How do you know when you have enough crimp? Test it at the range. Here’s all you have to do:
- Make up enough rounds with the light crimp to fill the magazine or cylinder of your gun. Take them to the range and bring along the calipers you use to measure C.O.L.
- Load the gun and shoot ONE round. Take the other rounds out and measure them. If there is no change in C.O.L. there has been no bullet creep.
- Here’s an interesting step that most people forget to mention: MAKE SURE THERE IS A HOLE IN THE TARGET FROM YOUR FIRST ROUND! If not, you might have missed the target. But you also might have a squib load (bullet stuck in the barrel.) Notify the range officer and his his/her assistance, unload your gun and check the barrel. (You do NOT want to look down the barrel of a gun at a shooting range without the range officer knowing what you are doing and approving of it!) If there’s no hole and no bullet in the barrel – you missed!

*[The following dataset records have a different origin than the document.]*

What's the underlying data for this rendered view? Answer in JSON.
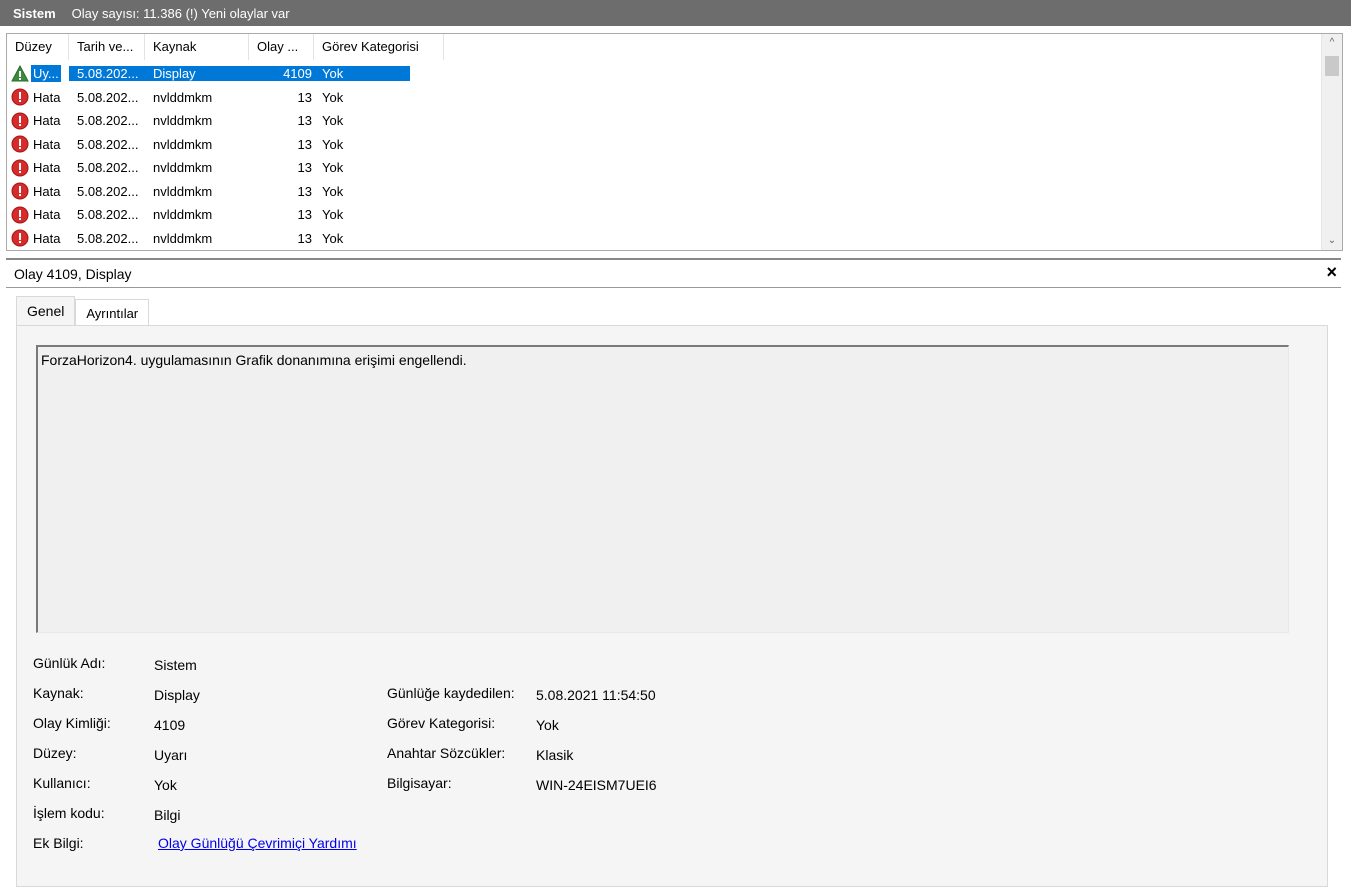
{
  "titlebar": {
    "title": "Sistem",
    "count_text": "Olay sayısı: 11.386 (!) Yeni olaylar var",
    "background": "#6d6d6d"
  },
  "event_list": {
    "columns": [
      "Düzey",
      "Tarih ve...",
      "Kaynak",
      "Olay ...",
      "Görev Kategorisi"
    ],
    "rows": [
      {
        "icon": "warning-icon",
        "level": "Uy...",
        "date": "5.08.202...",
        "source": "Display",
        "id": "4109",
        "category": "Yok",
        "selected": true
      },
      {
        "icon": "error-icon",
        "level": "Hata",
        "date": "5.08.202...",
        "source": "nvlddmkm",
        "id": "13",
        "category": "Yok",
        "selected": false
      },
      {
        "icon": "error-icon",
        "level": "Hata",
        "date": "5.08.202...",
        "source": "nvlddmkm",
        "id": "13",
        "category": "Yok",
        "selected": false
      },
      {
        "icon": "error-icon",
        "level": "Hata",
        "date": "5.08.202...",
        "source": "nvlddmkm",
        "id": "13",
        "category": "Yok",
        "selected": false
      },
      {
        "icon": "error-icon",
        "level": "Hata",
        "date": "5.08.202...",
        "source": "nvlddmkm",
        "id": "13",
        "category": "Yok",
        "selected": false
      },
      {
        "icon": "error-icon",
        "level": "Hata",
        "date": "5.08.202...",
        "source": "nvlddmkm",
        "id": "13",
        "category": "Yok",
        "selected": false
      },
      {
        "icon": "error-icon",
        "level": "Hata",
        "date": "5.08.202...",
        "source": "nvlddmkm",
        "id": "13",
        "category": "Yok",
        "selected": false
      },
      {
        "icon": "error-icon",
        "level": "Hata",
        "date": "5.08.202...",
        "source": "nvlddmkm",
        "id": "13",
        "category": "Yok",
        "selected": false
      }
    ],
    "selection_color": "#0078d7"
  },
  "detail": {
    "title": "Olay 4109, Display",
    "close_glyph": "×",
    "tabs": [
      "Genel",
      "Ayrıntılar"
    ],
    "message": "ForzaHorizon4. uygulamasının Grafik donanımına erişimi engellendi.",
    "props": {
      "log_name_label": "Günlük Adı:",
      "log_name": "Sistem",
      "source_label": "Kaynak:",
      "source": "Display",
      "event_id_label": "Olay Kimliği:",
      "event_id": "4109",
      "level_label": "Düzey:",
      "level": "Uyarı",
      "user_label": "Kullanıcı:",
      "user": "Yok",
      "opcode_label": "İşlem kodu:",
      "opcode": "Bilgi",
      "more_info_label": "Ek Bilgi:",
      "more_info_link": "Olay Günlüğü Çevrimiçi Yardımı",
      "logged_label": "Günlüğe kaydedilen:",
      "logged": "5.08.2021 11:54:50",
      "task_category_label": "Görev Kategorisi:",
      "task_category": "Yok",
      "keywords_label": "Anahtar Sözcükler:",
      "keywords": "Klasik",
      "computer_label": "Bilgisayar:",
      "computer": "WIN-24EISM7UEI6"
    }
  }
}
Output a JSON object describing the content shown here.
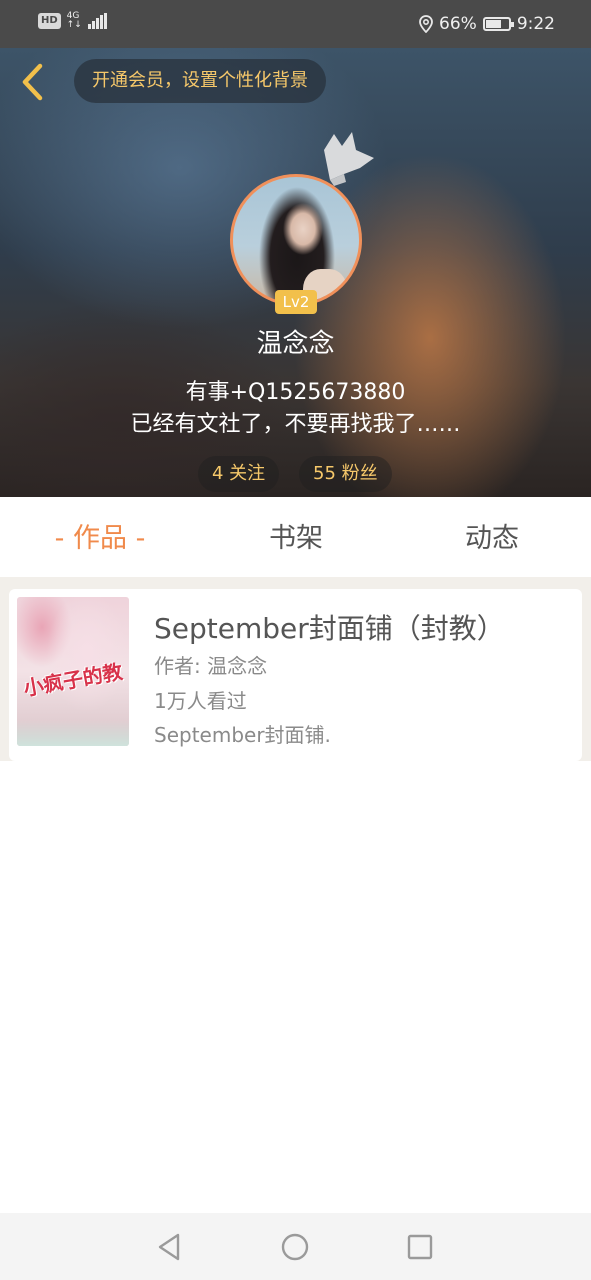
{
  "status_bar": {
    "hd": "HD",
    "network_top": "4G",
    "network_bottom": "↑↓",
    "battery_text": "66%",
    "battery_level": 0.66,
    "time": "9:22"
  },
  "header": {
    "vip_prompt": "开通会员，设置个性化背景"
  },
  "profile": {
    "level": "Lv2",
    "nickname": "温念念",
    "bio_line_1": "有事+Q1525673880",
    "bio_line_2": "已经有文社了，不要再找我了……",
    "following_label": "4 关注",
    "fans_label": "55 粉丝"
  },
  "tabs": [
    {
      "label": "- 作品 -",
      "active": true
    },
    {
      "label": "书架",
      "active": false
    },
    {
      "label": "动态",
      "active": false
    }
  ],
  "works": [
    {
      "title": "September封面铺（封教）",
      "author": "作者: 温念念",
      "views": "1万人看过",
      "description": "September封面铺.",
      "cover_text": "小疯子的教"
    }
  ],
  "colors": {
    "accent": "#f08a4b",
    "gold": "#f6c86a",
    "level_badge": "#f2c04b",
    "status_bar": "#4a4a4a"
  },
  "icons": {
    "back": "chevron-left-icon",
    "location": "location-icon",
    "nav_back": "triangle-back-icon",
    "nav_home": "circle-home-icon",
    "nav_recent": "square-recent-icon",
    "decoration": "crown-icon"
  }
}
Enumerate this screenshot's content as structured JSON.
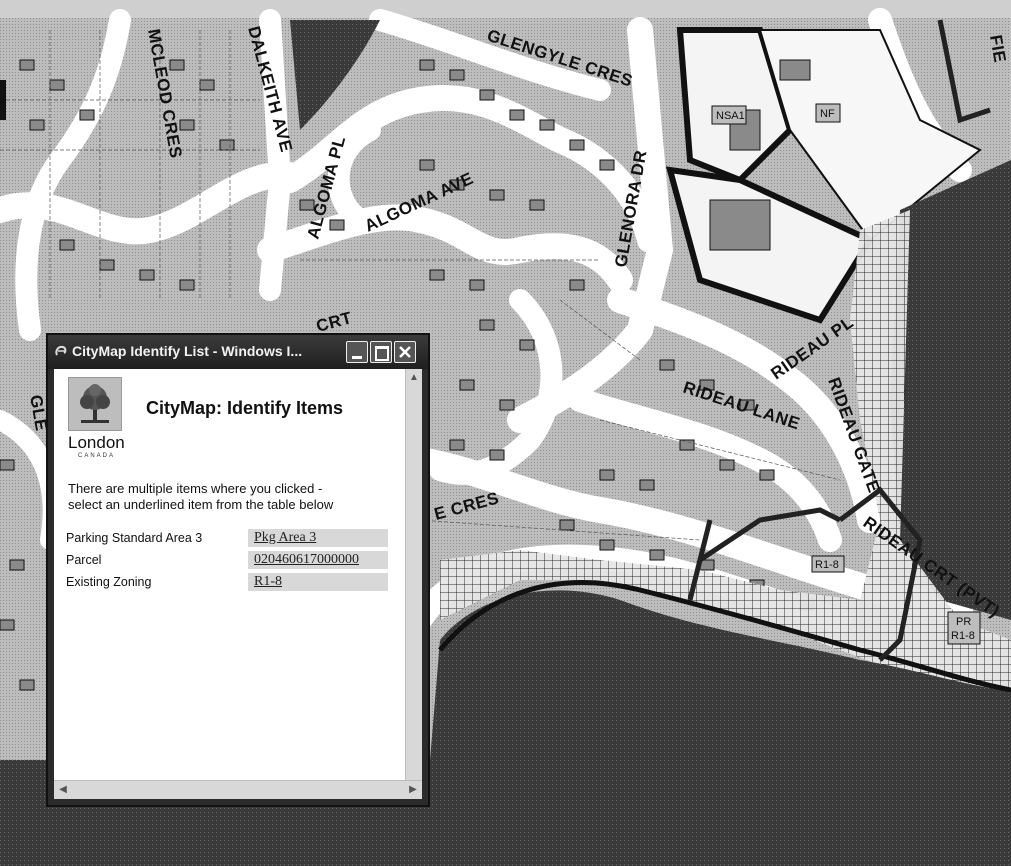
{
  "map": {
    "streets": [
      "MCLEOD CRES",
      "DALKEITH AVE",
      "GLENGYLE CRES",
      "ALGOMA PL",
      "ALGOMA AVE",
      "GLENORA DR",
      "CRT",
      "RIDEAU PL",
      "RIDEAU LANE",
      "RIDEAU GATE",
      "RIDEAU CRT (PVT)",
      "E CRES",
      "GLE",
      "FIE"
    ],
    "zone_tags": [
      "NSA1",
      "NF",
      "R1-8",
      "PR",
      "R1-8"
    ]
  },
  "window": {
    "title": "CityMap Identify List - Windows I...",
    "logo_city": "London",
    "logo_country": "CANADA",
    "heading": "CityMap: Identify Items",
    "message_line1": "There are multiple items where you clicked -",
    "message_line2": "select an underlined item from the table below",
    "items": [
      {
        "label": "Parking Standard Area 3",
        "link": "Pkg Area 3"
      },
      {
        "label": "Parcel",
        "link": "020460617000000"
      },
      {
        "label": "Existing Zoning",
        "link": "R1-8"
      }
    ]
  },
  "colors": {
    "map_background": "#b9b9b9",
    "street": "#ffffff",
    "water": "#2f2f2f",
    "building": "#8a8a8a",
    "title_bar": "#2b2b2b",
    "link_bg": "#d8d8d8"
  }
}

- Reload the gun and repeat. Shoot one round, remove and measure the rest.
- If you finish all rounds with no bullet movement in any of the rounds, then you have enough crimp. You simply don’t need more. You’ve proven the crimp is sufficient at least for that load. Do this each time you increase the powder charge because the higher pressure and velocity could cause bullet creep that wasn’t there at a lower load. Find your ideal load and stick with it, knowing you have enough crimp.
- IF YOU HAVE BULLET CREEP AND YOU STILL HAVE ROUNDS LEFT: Load and shoot them one at a time. If there is only one cartridge in the gun you can’t have any more bullet creep. And you may as well not waste the rounds or go the trouble of pulling the bullets.
- Then repeat the load with more crimp and test again!